Conference, as we know, people with disabilities are less likely to be in employment and more likely to be unemployed than people without disabilities. A 2018 House of Commons Briefing Paper noted that the employment rate for people with disabilities was 49.2% compared to 80.6% for those without disabilities. The unemployment rate for people with disabilities was 9% compared to 3.8% for those without disabilities.

A 2015 report by the Chartered Institute of Personnel and Development noted that ill health and caring responsibilities were significant factors behind people leaving the workforce from their early 50’s.

Conference further notes that our ageing population, coupled with draconian government cuts to funding, has led to a crisis in adult social care and health. Lesbian, gay, bisexual and transgender (LGBT) older disabled people face additional issues including care services that do not address their needs or respect their identities.

Conference calls on the National Disabled Members Committee to:

1. Increase awareness across the Union of the implications of an ageing population and ageing workforce within the workplace and its impact on the comprehensive range of personnel policies used to recruit and manage staff with failing health and disability.

2. Undertake a review relating to the recruitment and management of disabled employees in the workplace and report back to Conference by 2020. This may include consideration of:

a)How we best support our members with long-term health problems falling short of disability, or providing informal care for ageing relatives with failing health and disability.

b)How we drive greater work flexibility that supports members with long-term health problems or disability remain in work and including greater imagination in what that flexibility looks like.

c)How we positively influence employers to recruit and retain people with long-term health problems, with disability, or with caring responsibilities for someone with failing health or disability.

d)How we positively influence employers to recruit and retain older workers including disabled LGBT, Black and women workers recognising that there is greater likelihood of failing health or disability.
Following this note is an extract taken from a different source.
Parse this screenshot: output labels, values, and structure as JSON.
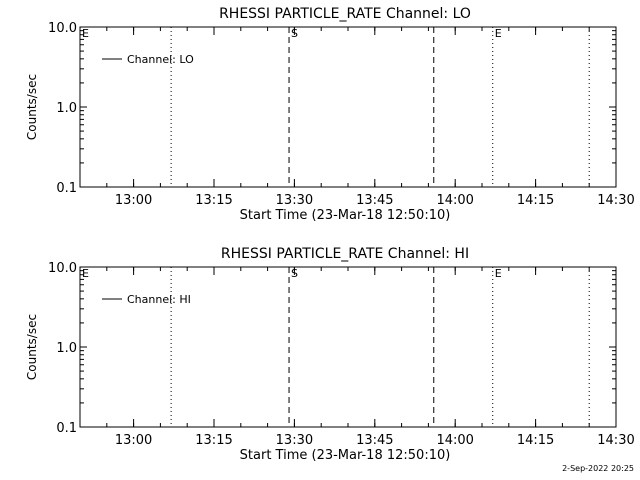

3. Actively promote the sharing of best practice across regions and branches to generate more creative options of recruiting and retaining people with, or caring for someone with, long-term health problems or disabilities.

4. Encourage branches to pro-actively anticipate the effects of an ageing workforce when their personnel policies are being reviewed and use that opportunity to incorporate provisions that increasingly promote the recruitment and the retention of people with long-term health problems or disability.

5. Where appropriate promote the current government ‘Disability Confident’ Scheme to regions and branches enabling them to encourage greater employer take up and progression through the three levels of the Scheme bearing in mind that Disability Confident has been criticised by some disabled people as a tick box exercise – for example, levels one and two rely solely on an employer self-assessment which may not reflect the experience of discrimination felt by disabled people in the workplace.

6. Continue to support UNISON’s campaign for increased government investment in adult social care and health and work with the national LGBT committee to call for a care system that respects the rights and identities of disabled LGBT people.